La recrudescence de l’insécurité tant à Bangui que dans l’arrière pays, la récession économique avec ses conséquences immédiates, n’a pas permis un versement régulier des salaire, pension et bourse qui sont autant de facteurs qui militent au remaniement du gouvernement. Il convient de souligner l’incapacité de certains membres du gouvernement à traiter les problèmes du pays et mener des réformes souhaitées pour relancer une économie agonisante. Quelques-uns n’inspirent pas confiance aux partenaires en poste dans le pays pour leur manque de sérieux dans le traitement des dossiers et leur incompétence. Les centrafricains n’ont pas compris pourquoi le Chef de l’État François Bozizé a trop attendu pour procéder à ce remue-ménage dans le gouvernement qui ne fait pas l’unanimité de tous.

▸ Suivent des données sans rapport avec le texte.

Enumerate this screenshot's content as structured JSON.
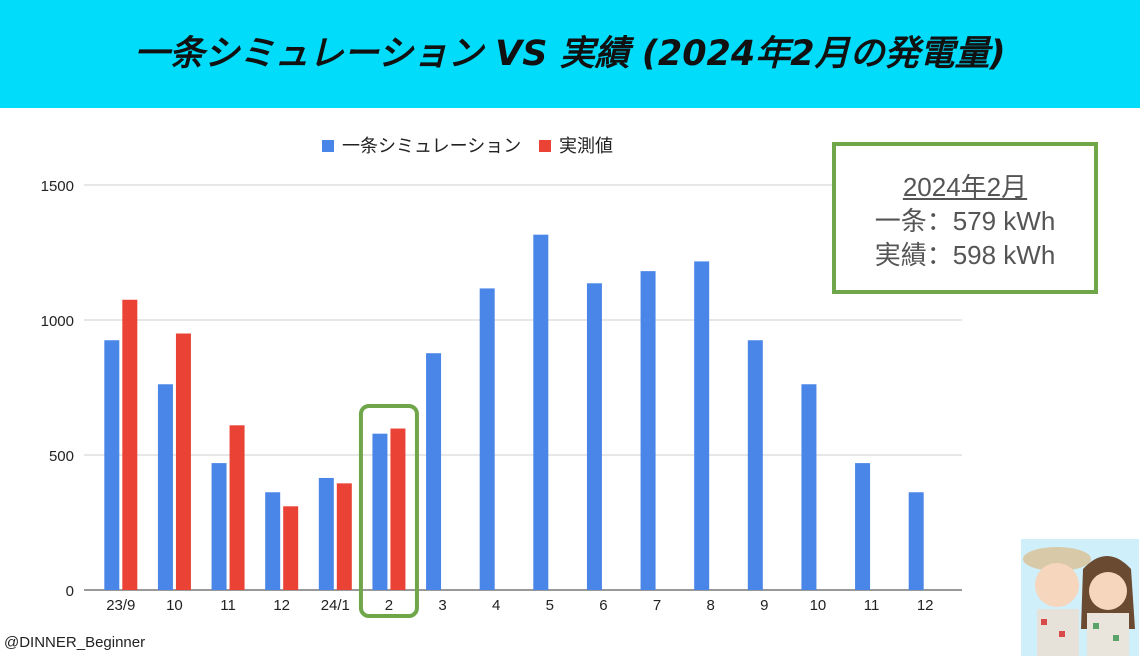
{
  "title": "一条シミュレーション VS 実績 (2024年2月の発電量)",
  "info_box": {
    "heading": "2024年2月",
    "line1": "一条：579 kWh",
    "line2": "実績：598 kWh"
  },
  "credit": "@DINNER_Beginner",
  "colors": {
    "sim": "#4a86e8",
    "actual": "#ea4335",
    "highlight": "#6fa64a",
    "banner": "#00dcfa"
  },
  "chart_data": {
    "type": "bar",
    "categories": [
      "23/9",
      "10",
      "11",
      "12",
      "24/1",
      "2",
      "3",
      "4",
      "5",
      "6",
      "7",
      "8",
      "9",
      "10",
      "11",
      "12"
    ],
    "series": [
      {
        "name": "一条シミュレーション",
        "values": [
          925,
          762,
          470,
          362,
          415,
          579,
          877,
          1117,
          1316,
          1136,
          1181,
          1217,
          925,
          762,
          470,
          362
        ]
      },
      {
        "name": "実測値",
        "values": [
          1075,
          950,
          610,
          310,
          395,
          598,
          null,
          null,
          null,
          null,
          null,
          null,
          null,
          null,
          null,
          null
        ]
      }
    ],
    "ylim": [
      0,
      1500
    ],
    "yticks": [
      0,
      500,
      1000,
      1500
    ],
    "highlight_category": "2",
    "legend_position": "top",
    "grid": true
  }
}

En effet, quelques ministres ont quitté l’arche gouvernementale, d’autres, par contre, ont fait leur entrée. S’agit-il de ceux qui doivent réellement partir ou de ceux qui doivent rester où mutés dans d’autres département ?. A titre d’illustration, le ministre de l’Éducation Nationale M. Mbaïkoua qui occupe désormais le ministère des Édifices Publics et de Logement, avait, au niveau de son précédent département, considéré comme département à problème, a eu à gérer de situations difficiles dont les résultats sont plus où moins concluants. Par exemple les examens de fin d’année 2004-2005, l’organisation des dernières épreuves de Brevet du Collège, du baccalauréat dont les dérives lui étaient imputées par les mauvaises langues sont autant des problèmes qu’il avait pu gérer. Outre ce département, l’on peut citer le cas des trois ministres sanctionnés suite à l’opération contrôle paiement. Certaines rumeurs font état de ce que le ministre Job Isima devait être reconduit à son poste parce qu’étant un proche du Chef de l’État François Bozize.
Oui, le sort en a décidé ainsi. L’on note trois départs surtout composé des ministres sanctionnés qui devaient en principe démissionner pour sauver l’honneur. Dommage, tel n’en est pas le cas, ils ont été purement et simplement virés par le Général président. Trois arrivants parmi lesquels Armel Doubane à l’Éducation Nationale, Bernard Lalah Bonamna à la Santé Publique et de la Population, Emmanuel Bizot, des Eaux et Forêts et Ambroisine Kpongo ministre délégué aux Affaires Étrangères. La liste est complétée par le retour M. Marboua ministre du Développement, du Tourisme et de l’Artisanat qui n’est pas un néophyte.
La configuration de ce gouvernement n’est pas nouveau pour le public centrafricain qui s’était déjà très familiarisé avec ces faces qui disparaissent et réapparaissent à contre courant sur la scène politique. Un véritable club d’amis où la jeunesse n’est nullement représentée. Il faut toujours faire recours à ces dinosaures qui ont marqué et fait leur temps comme si il n’y a que cette catégorie des personnes qui doivent être responsabilisée. Donner cette chance à la jeunesse, constituerait la recomposition d’une nouvelle classe d’élites centrafricaines. La déception est grande car, les prières des uns et des autres ne sont pas exhaussées. L’on s’étonnerait de voir des piètres figures faire toujours partie de ce gouvernement et pourtant l’opinion nationale et internationale souhaiterait voir des hommes au sang frais, déterminés à insuffler une nouvelle dynamique à la politique centrafricaine.
En tout état de cause, d’aucuns pensent à la recomposition d’une nouvelle équipe des profiteurs et des médiocres qui ont pour seul souci, de renflouer leurs poches. Certes, les fétiches, les messes de minuit ont marché pour certains et échoué pour d’autres. Osons-le dire qu’ils seraient abandonnés par l’esprit de leurs aïeux pour avoir peut-être enfreint à certaines règles traditionnelles.